Le IWT ne contenant pas de stipulations permettant sa suspension, la position indienne, qui n’a pas brandi la menace d’une dénonciation, interroge sur sa base légale. L’Inde n’a pas signé la Convention de Vienne sur le droit des traités de 1969 et le Pakistan, signataire, ne l’a pas ratifiée, ce qui ne devrait pas retenir de chercher un fondement dans cet acte multilatéral qui cristallise la coutume internationale dans l’ordre conventionnel. Il faudrait, donc, analyser la pertinence des prévisions de son article 60 encadrant la suspension en cas de changement fondamental de circonstances et se satisfaire d’une telle qualification juridique pour l’attaque terroriste de Pahalgam. A cet égard, il est loin d’être indifférent que l’Inde, depuis fin janvier 2023 déjà et très formellement depuis le 30 août 2024, ait notifié au Pakistan son intention de modifier le IWT en le révisant, ainsi que le permettent les stipulations de son article XII, paragraphe 3. Cette démarche était fondée, par écho à l’article 60 de la Convention de Vienne de 1969, sur trois changements fondamentaux de circonstances, dont le développement du terrorisme transfrontalier (associé aux évolutions démographiques et aux conséquences du changement climatique). L’on voit que le recours géopolitique au puissant levier stratégique de la gestion du système fluvial de l’Indus grâce à la puissance géographique induite par la localisation en amont s’inscrit dans une préparation juridique très sérieuse du côté indien.

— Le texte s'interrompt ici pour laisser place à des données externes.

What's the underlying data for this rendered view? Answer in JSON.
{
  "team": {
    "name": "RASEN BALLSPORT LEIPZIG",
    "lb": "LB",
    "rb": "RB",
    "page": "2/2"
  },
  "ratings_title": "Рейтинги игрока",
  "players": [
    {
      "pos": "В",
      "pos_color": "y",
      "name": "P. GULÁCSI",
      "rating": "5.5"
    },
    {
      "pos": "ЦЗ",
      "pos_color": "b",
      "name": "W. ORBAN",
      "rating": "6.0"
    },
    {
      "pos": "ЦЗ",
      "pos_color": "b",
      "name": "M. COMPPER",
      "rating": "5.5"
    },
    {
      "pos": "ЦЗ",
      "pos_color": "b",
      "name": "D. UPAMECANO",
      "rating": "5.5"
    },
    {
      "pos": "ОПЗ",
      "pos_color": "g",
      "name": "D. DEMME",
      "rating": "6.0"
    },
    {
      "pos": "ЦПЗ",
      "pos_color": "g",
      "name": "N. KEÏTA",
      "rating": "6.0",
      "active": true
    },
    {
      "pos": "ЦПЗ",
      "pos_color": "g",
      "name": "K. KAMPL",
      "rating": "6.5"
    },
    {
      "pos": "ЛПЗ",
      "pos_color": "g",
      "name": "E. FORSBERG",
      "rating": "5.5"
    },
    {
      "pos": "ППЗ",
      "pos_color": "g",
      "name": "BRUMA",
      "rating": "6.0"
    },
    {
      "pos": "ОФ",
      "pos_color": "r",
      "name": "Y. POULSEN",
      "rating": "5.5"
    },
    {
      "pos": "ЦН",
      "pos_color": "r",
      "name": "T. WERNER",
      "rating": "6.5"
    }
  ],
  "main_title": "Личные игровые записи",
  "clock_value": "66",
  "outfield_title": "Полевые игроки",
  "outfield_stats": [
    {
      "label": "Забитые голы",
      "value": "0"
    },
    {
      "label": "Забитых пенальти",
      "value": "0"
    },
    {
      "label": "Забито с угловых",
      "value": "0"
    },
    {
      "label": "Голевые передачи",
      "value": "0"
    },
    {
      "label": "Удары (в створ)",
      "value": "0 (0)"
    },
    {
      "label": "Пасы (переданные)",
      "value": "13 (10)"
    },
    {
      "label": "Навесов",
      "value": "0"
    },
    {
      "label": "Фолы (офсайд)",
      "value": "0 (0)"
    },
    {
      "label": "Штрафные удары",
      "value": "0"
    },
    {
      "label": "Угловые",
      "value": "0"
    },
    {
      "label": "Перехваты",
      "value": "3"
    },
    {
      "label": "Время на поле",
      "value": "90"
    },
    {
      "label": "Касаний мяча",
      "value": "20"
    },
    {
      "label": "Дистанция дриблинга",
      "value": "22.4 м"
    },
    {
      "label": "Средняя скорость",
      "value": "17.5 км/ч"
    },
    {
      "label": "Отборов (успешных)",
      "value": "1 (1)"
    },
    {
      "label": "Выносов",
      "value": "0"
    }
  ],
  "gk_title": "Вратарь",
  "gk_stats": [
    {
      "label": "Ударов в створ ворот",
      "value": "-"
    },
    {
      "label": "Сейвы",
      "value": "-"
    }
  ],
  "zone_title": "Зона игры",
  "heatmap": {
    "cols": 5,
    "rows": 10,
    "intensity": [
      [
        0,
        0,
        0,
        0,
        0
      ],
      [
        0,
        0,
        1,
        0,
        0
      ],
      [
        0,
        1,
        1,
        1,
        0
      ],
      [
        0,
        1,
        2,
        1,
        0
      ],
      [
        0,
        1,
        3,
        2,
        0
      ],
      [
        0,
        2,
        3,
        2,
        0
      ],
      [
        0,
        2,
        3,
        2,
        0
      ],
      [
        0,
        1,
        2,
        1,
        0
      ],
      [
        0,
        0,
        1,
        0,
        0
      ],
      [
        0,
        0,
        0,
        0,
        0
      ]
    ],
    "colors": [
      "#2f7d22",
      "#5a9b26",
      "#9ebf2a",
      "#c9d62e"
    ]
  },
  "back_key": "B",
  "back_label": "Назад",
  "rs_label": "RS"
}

Jusqu’à présent le IWT a pu franchir les sérieux écueils des guerres indo-pakistanaises de 1965 (jeu à somme nulle au Kashmir), de 1971 (indépendance du Bangladesh), depuis avril 1984 autour du glacier de Siachen (aux confins du Ladakh dans le Karakoram) et de 1999 (autour du Kashmir à Kargil) : la Commission bilatérale permanente de l’Indus (article VIII) a fonctionné et les organes technique ou arbitral de règlement des différends techniques ou des litiges (article IX) ont globalement bien répondu aux contestations réciproques (voir, entre autres,  la contestation du projet indien de barrage sur la Jhelum à l’orée du lac Wullar).  La crise actuelle met en lumière la fragilité face à l’urgence d’un mécanisme conventionnel témoignant d’une coopération internationale intégrative entre ennemis. Il n’existe aucun organe apte à statuer à titre conservatoire à bref délai ou à imposer des mesures temporaires d’urgence.  Ce qui laisse la place à l’action géopolitique immédiate, en attendant la future heure du droit. Le Premier ministre Jawaharlal Nehru pensait avoir « acheté la paix » en signant le IWT.  Son successeur Narendra Modi s’efforce d’en faire un efficace instrument du rapport de force pour la rétablir.